En ninguna ampliación anterior se desconfió tanto de los nuevos socios. Si los tratados de Amsterdam y de Niza ya tomaban precauciones frente a la ampliación, las previsiones de la non nata Constitución y los tratados de adhesión firmados las refuerzan en el terreno económico y en el del respeto a las normas democráticas. La desconfianza en esta necesaria pero mal preparada ampliación y la existencia de una asfixiante hiperpotencia solitaria ha llevado a algunos países fundadores a intentar amarrar bien la UE, en la Constitución o, ahora, en los "grupos pioneros" que pretende lanzar Chirac. Éste cree haber discernido una "cierta diferencia de cultura" entre los países que tienen una larga experiencia en Europa y los otros. Pero Francia también ha ido a lo suyo en todo este ejercicio constituyente. Y al impedir de malos modos el castigo por su incumplimiento del Pacto de Estabilidad ha creado un malestar que también ha contaminado la cumbre de Bruselas, tan desastrosamente llevada por la presidencia italiana.

Para España, esta crisis puede tener costes externos e internos. De momento, al mantenerse Niza, Aznar ha preservado el "peso de España" en términos institucionales, pero no necesariamente su influencia ni sus alianzas. Ser el mejor aliado de EE UU no le convierte necesariamente en el mejor socio europeo. Chirac y Schröder, aunque su amor no sea realmente tan profundo, van de la mano. Junto al fracaso constituyente y los nuevos niveles de desconfianza, también ha sido significativo de este Consejo Europeo que viniera precedido por un desayuno tripartito sin precedentes entre Chirac, Schröder y Blair. Ése es el eje, con Blair intentando un papel de componedor entre el Potomac y el Rin, que España también hubiera podido representar. Es de esperar, pero no es seguro, que este país no tenga que elegir entre tener que bañarse en un río o en el otro.

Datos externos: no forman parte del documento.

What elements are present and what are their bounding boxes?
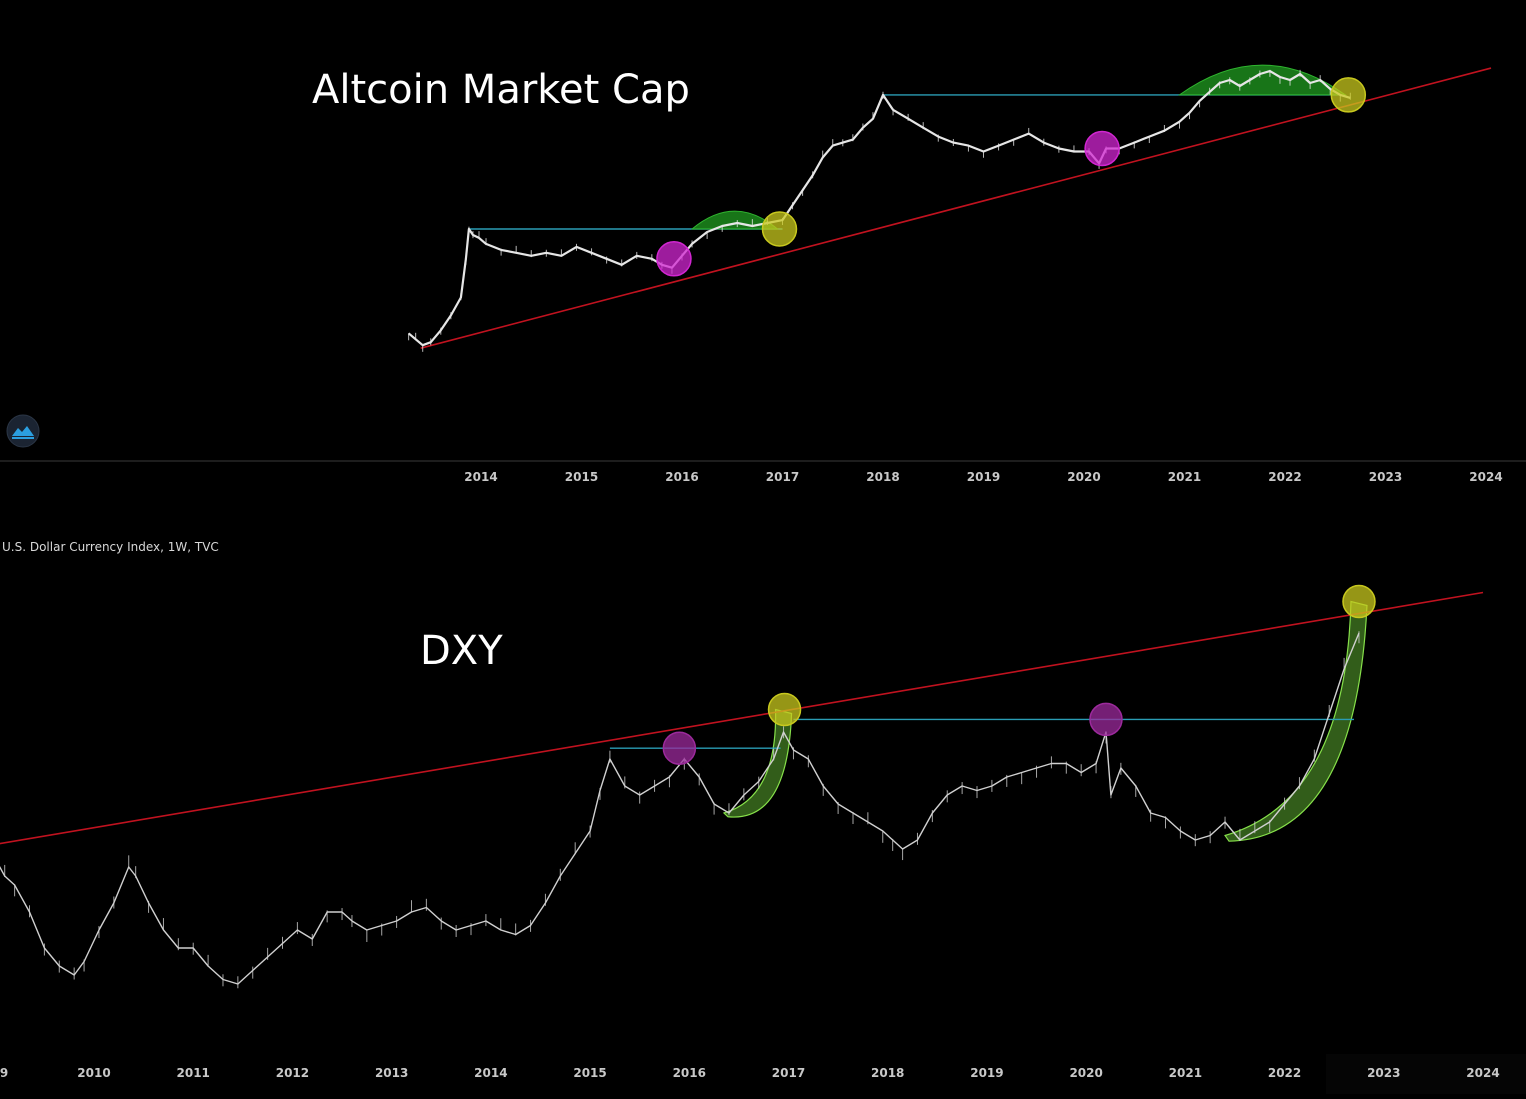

Aunque no sea la única razón y Aznar haya dejado vías de salida abiertas, es la primera vez desde el ingreso en 1986 que la inminencia de unas elecciones generales en España ha hecho imposible una decisión europea de trascendencia como la Constitución. Además, nuestra integración en Europa y los avances en la integración europea han sido un factor de estabilización interna. La confianza en Europa facilita la confianza interna en esta España plural, y la Constitución la reforzaba. Si la bicicleta europea se para, no sólo se puede caer Europa, sino tropezarse España.